Singapore-based artist Jane Lee is recognised for her creating highly tactile, illusory works that challenge and expand audiences’ perceptions of reality. In a divergence from her existing oeuvre, Lee began collaborating with YAL in 2019 to create wall-based sculptural works from modelling clay, cement, and later, stainless steel. Challenging the boundaries between painting and sculpture, Lee’s works created at YAL assume the physicality of sculpture while maintaining the illusory depth of the painted image.

In her Masters series, Lee references iconic ‘masters’ in western art history, from Johannes Vermeer to Piet Mondrian, that had subconsciously influenced her while she trained as a painter. Yet, as she emphasises their colours and textures and transforms these paintings into highly tactile, three-dimensional pieces, she removes the hallowed, aloof air often surrounding the actual ‘masterpieces’ in prestigious museums, and instead encourages viewers to engage with them in a relaxed way, as if they were ingrained in the everyday.

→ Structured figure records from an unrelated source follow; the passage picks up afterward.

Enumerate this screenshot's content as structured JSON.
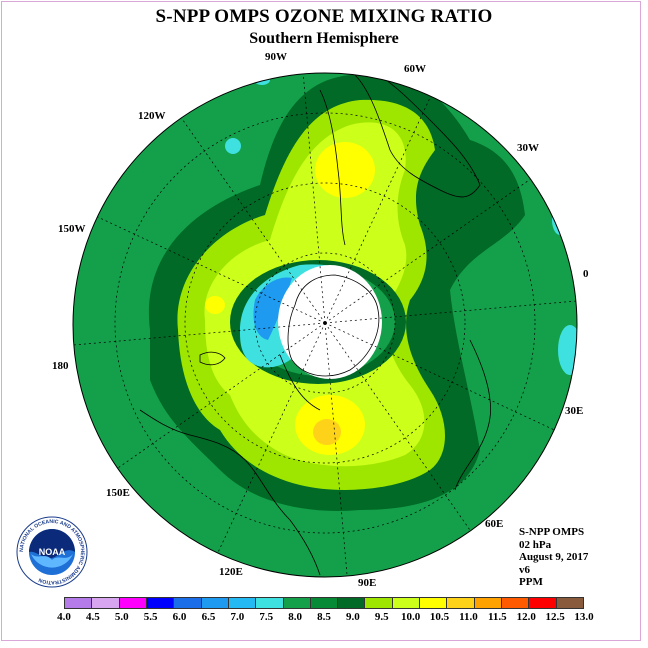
{
  "title": "S-NPP OMPS OZONE MIXING RATIO",
  "subtitle": "Southern Hemisphere",
  "longitude_labels": {
    "lon_90w": "90W",
    "lon_60w": "60W",
    "lon_30w": "30W",
    "lon_0": "0",
    "lon_30e": "30E",
    "lon_60e": "60E",
    "lon_90e": "90E",
    "lon_120e": "120E",
    "lon_150e": "150E",
    "lon_180": "180",
    "lon_150w": "150W",
    "lon_120w": "120W"
  },
  "info": {
    "instrument": "S-NPP OMPS",
    "pressure_level": "02 hPa",
    "date": "August 9, 2017",
    "version": "v6",
    "units": "PPM"
  },
  "logo": {
    "text": "NOAA",
    "ring_text": "NATIONAL OCEANIC AND ATMOSPHERIC ADMINISTRATION"
  },
  "colorbar": {
    "tick_labels": [
      "4.0",
      "4.5",
      "5.0",
      "5.5",
      "6.0",
      "6.5",
      "7.0",
      "7.5",
      "8.0",
      "8.5",
      "9.0",
      "9.5",
      "10.0",
      "10.5",
      "11.0",
      "11.5",
      "12.0",
      "12.5",
      "13.0"
    ],
    "colors": [
      "#b57be8",
      "#d8a6f0",
      "#ff00ff",
      "#0000ff",
      "#1c6ee8",
      "#1e9bf0",
      "#24b9f2",
      "#3fe0e0",
      "#14a04a",
      "#078a36",
      "#006a26",
      "#9ee600",
      "#ccff1a",
      "#ffff00",
      "#ffd21a",
      "#ffa200",
      "#ff5a00",
      "#ff0000",
      "#8a5a3c"
    ]
  },
  "map_colors": {
    "background": "#ffffff",
    "outer_field": "#14a04a",
    "dark_band": "#006a26",
    "light_green": "#9ee600",
    "yellow_green": "#ccff1a",
    "yellow": "#ffff00",
    "orange": "#ffd21a",
    "cyan": "#3fe0e0",
    "blue": "#1e9bf0",
    "coast": "#000000",
    "grid": "#000000"
  }
}
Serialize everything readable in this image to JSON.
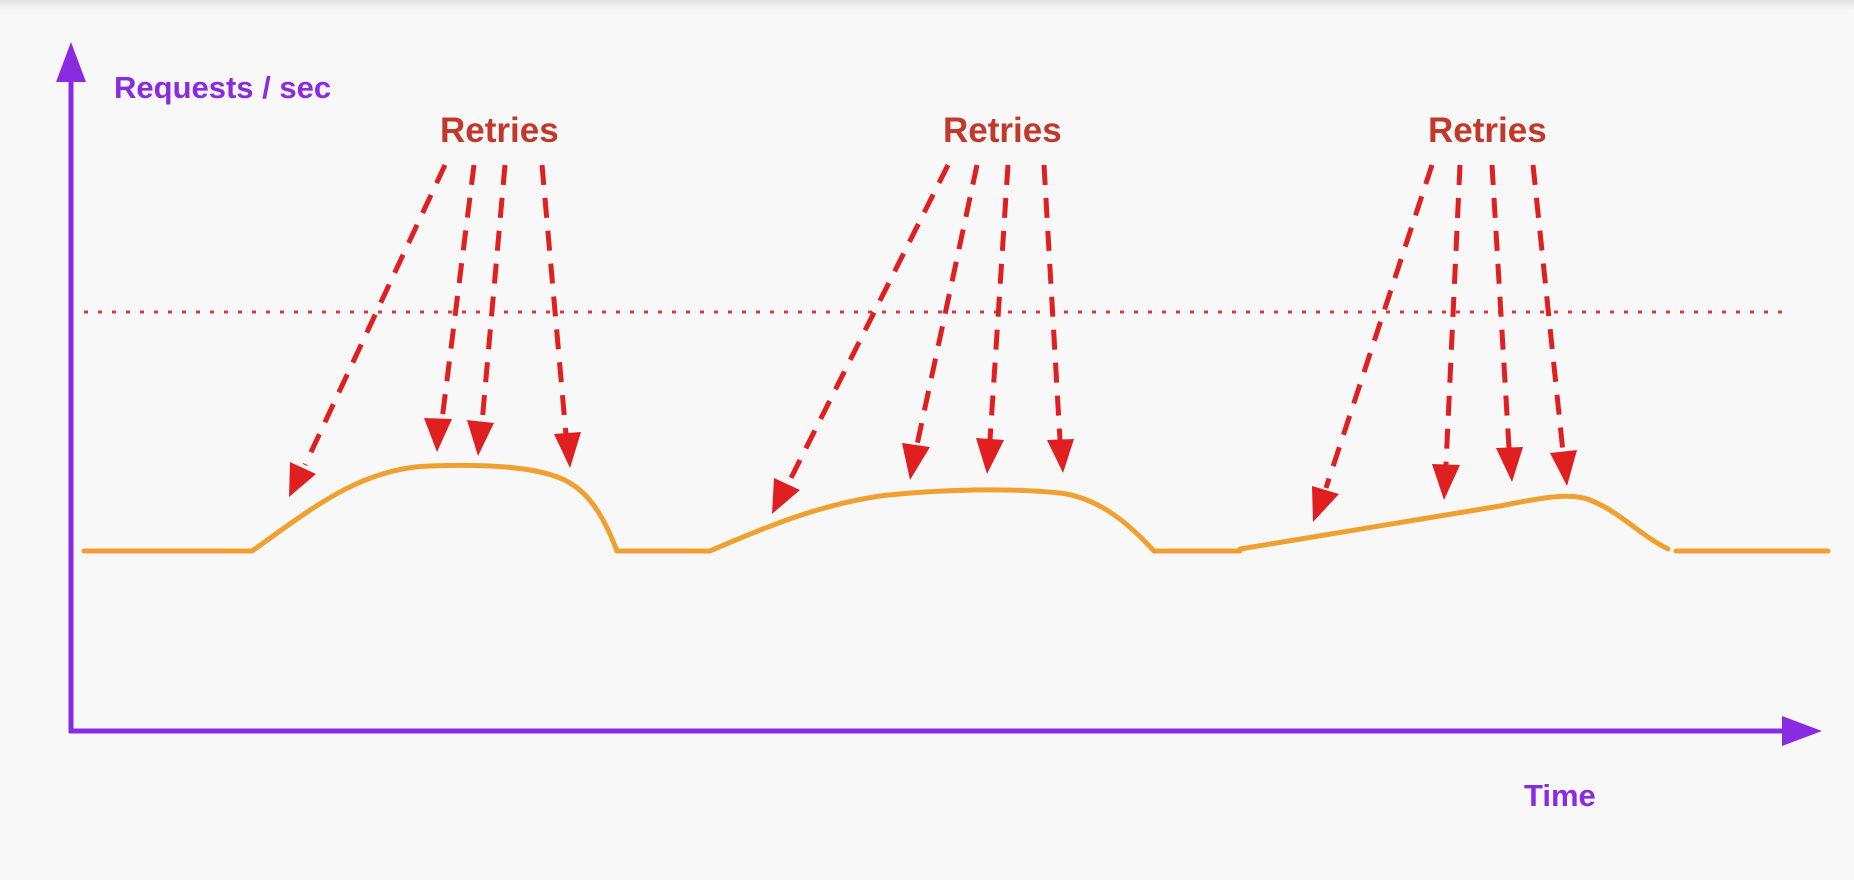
{
  "diagram": {
    "y_axis_label": "Requests / sec",
    "x_axis_label": "Time",
    "annotations": [
      "Retries",
      "Retries",
      "Retries"
    ],
    "colors": {
      "axis": "#8a2be2",
      "axis_label": "#8a2be2",
      "annotation": "#c0392b",
      "retry_arrow": "#e02020",
      "threshold": "#d04040",
      "load_curve": "#f0a030",
      "background": "#f8f8f8"
    }
  }
}
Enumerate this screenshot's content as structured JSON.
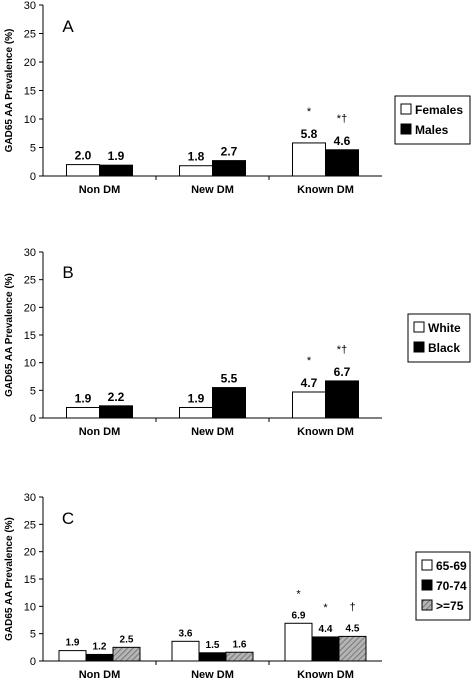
{
  "chart_data": [
    {
      "type": "bar",
      "panel_label": "A",
      "ylabel": "GAD65 AA Prevalence  (%)",
      "ylim": [
        0,
        30
      ],
      "yticks": [
        "0",
        "5",
        "10",
        "15",
        "20",
        "25",
        "30"
      ],
      "categories": [
        "Non DM",
        "New DM",
        "Known DM"
      ],
      "series": [
        {
          "name": "Females",
          "values": [
            2.0,
            1.8,
            5.8
          ],
          "labels": [
            "2.0",
            "1.8",
            "5.8"
          ],
          "color": "#ffffff"
        },
        {
          "name": "Males",
          "values": [
            1.9,
            2.7,
            4.6
          ],
          "labels": [
            "1.9",
            "2.7",
            "4.6"
          ],
          "color": "#000000"
        }
      ],
      "annotations": [
        {
          "category": 2,
          "series": 0,
          "text": "*"
        },
        {
          "category": 2,
          "series": 1,
          "text": "*†"
        }
      ],
      "legend": "right"
    },
    {
      "type": "bar",
      "panel_label": "B",
      "ylabel": "GAD65 AA Prevalence   (%)",
      "ylim": [
        0,
        30
      ],
      "yticks": [
        "0",
        "5",
        "10",
        "15",
        "20",
        "25",
        "30"
      ],
      "categories": [
        "Non DM",
        "New DM",
        "Known DM"
      ],
      "series": [
        {
          "name": "White",
          "values": [
            1.9,
            1.9,
            4.7
          ],
          "labels": [
            "1.9",
            "1.9",
            "4.7"
          ],
          "color": "#ffffff"
        },
        {
          "name": "Black",
          "values": [
            2.2,
            5.5,
            6.7
          ],
          "labels": [
            "2.2",
            "5.5",
            "6.7"
          ],
          "color": "#000000"
        }
      ],
      "annotations": [
        {
          "category": 2,
          "series": 0,
          "text": "*"
        },
        {
          "category": 2,
          "series": 1,
          "text": "*†"
        }
      ],
      "legend": "right"
    },
    {
      "type": "bar",
      "panel_label": "C",
      "ylabel": "GAD65 AA Prevalence   (%)",
      "ylim": [
        0,
        30
      ],
      "yticks": [
        "0",
        "5",
        "10",
        "15",
        "20",
        "25",
        "30"
      ],
      "categories": [
        "Non DM",
        "New DM",
        "Known DM"
      ],
      "series": [
        {
          "name": "65-69",
          "values": [
            1.9,
            3.6,
            6.9
          ],
          "labels": [
            "1.9",
            "3.6",
            "6.9"
          ],
          "color": "#ffffff"
        },
        {
          "name": "70-74",
          "values": [
            1.2,
            1.5,
            4.4
          ],
          "labels": [
            "1.2",
            "1.5",
            "4.4"
          ],
          "color": "#000000"
        },
        {
          "name": ">=75",
          "values": [
            2.5,
            1.6,
            4.5
          ],
          "labels": [
            "2.5",
            "1.6",
            "4.5"
          ],
          "color": "#a0a0a0",
          "pattern": "hatch"
        }
      ],
      "annotations": [
        {
          "category": 2,
          "series": 0,
          "text": "*"
        },
        {
          "category": 2,
          "series": 1,
          "text": "*"
        },
        {
          "category": 2,
          "series": 2,
          "text": "†"
        }
      ],
      "legend": "right"
    }
  ]
}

In her new piece 流中流 Flow and Flow, Claude Monet’s iconic water lilies are printed on crumpled stainless steel, evoking the idea of the painting through a sculptural form. The work builds on the artist’s ongoing quest to distill the essence of painting, and blur the lines between the two and three-dimensional. It is part of a larger series of works that reference ubiquitous paintings in art history, and radically invert their materials, proportions, and dimensions—challenging the boundaries between the various realms of art.